Have contingency plans in place when the bikes are taken and you leave your tunes at home or it rains on your parade. Maybe try another exercise or another time of day, or just push through with bad music.
Don’t sweat it if there are ups and downs. Take a long view and be patient with yourself. This is normal and what weight loss looks like in the real world: lots of little ups and downs and only in the long picture is there a downward trend.
9. You have no idea what you are doing in the gym.
You have been doing the same things and you look and feel the same, but you don’t change it up. You know you should exercise but you don’t know what cardio is or how much of it you should be doing or to what intensity. You know nothing about how much to lift or what might pose dangers so you may get injured before you even start.
Here is some deep Hashkafa (philosophy) from a professional trainer: If you want to make a change, do something different! If you always run on the treadmill at five miles per hour and it’s easy for you, your body has adapted and won’t get stronger or faster or leaner anymore that way. Your body needs a challenge.

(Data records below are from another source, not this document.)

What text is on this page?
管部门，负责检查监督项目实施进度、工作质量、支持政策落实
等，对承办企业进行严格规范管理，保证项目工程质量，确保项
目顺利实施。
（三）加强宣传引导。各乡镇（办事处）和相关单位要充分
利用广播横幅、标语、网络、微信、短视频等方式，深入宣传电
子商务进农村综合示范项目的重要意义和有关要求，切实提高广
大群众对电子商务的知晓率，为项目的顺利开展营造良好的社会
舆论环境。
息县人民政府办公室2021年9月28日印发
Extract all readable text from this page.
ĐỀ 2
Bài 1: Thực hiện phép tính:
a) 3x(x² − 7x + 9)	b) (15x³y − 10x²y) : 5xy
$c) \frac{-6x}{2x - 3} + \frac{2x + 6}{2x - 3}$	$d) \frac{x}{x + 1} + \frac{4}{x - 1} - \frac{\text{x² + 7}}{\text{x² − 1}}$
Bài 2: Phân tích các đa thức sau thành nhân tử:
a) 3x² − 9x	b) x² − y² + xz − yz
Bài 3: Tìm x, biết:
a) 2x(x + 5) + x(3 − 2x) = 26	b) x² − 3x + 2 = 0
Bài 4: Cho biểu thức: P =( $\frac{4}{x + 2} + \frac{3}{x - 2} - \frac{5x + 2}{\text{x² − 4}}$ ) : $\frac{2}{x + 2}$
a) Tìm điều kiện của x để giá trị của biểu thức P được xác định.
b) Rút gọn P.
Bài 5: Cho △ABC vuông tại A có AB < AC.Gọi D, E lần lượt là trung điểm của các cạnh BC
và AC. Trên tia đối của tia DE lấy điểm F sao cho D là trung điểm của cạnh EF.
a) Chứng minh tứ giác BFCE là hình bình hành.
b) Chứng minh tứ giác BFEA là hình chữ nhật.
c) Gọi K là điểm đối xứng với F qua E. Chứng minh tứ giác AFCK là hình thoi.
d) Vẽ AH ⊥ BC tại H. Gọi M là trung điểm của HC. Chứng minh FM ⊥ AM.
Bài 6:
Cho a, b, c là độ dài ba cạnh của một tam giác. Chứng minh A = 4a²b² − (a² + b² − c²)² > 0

If you have an all cardio program, you probably won’t get where you want to go without any resistance training after a certain point. Fitness trainers are here to help you workout smarter, not just harder so you can efficiently and safely progress.
Remember that you can do this, whether it’s the New Year, or March 30, or the middle of the summer. Just keep pushing through, seek out support from loving family members, friends, and professionals, and believe in yourself, like I believe in you.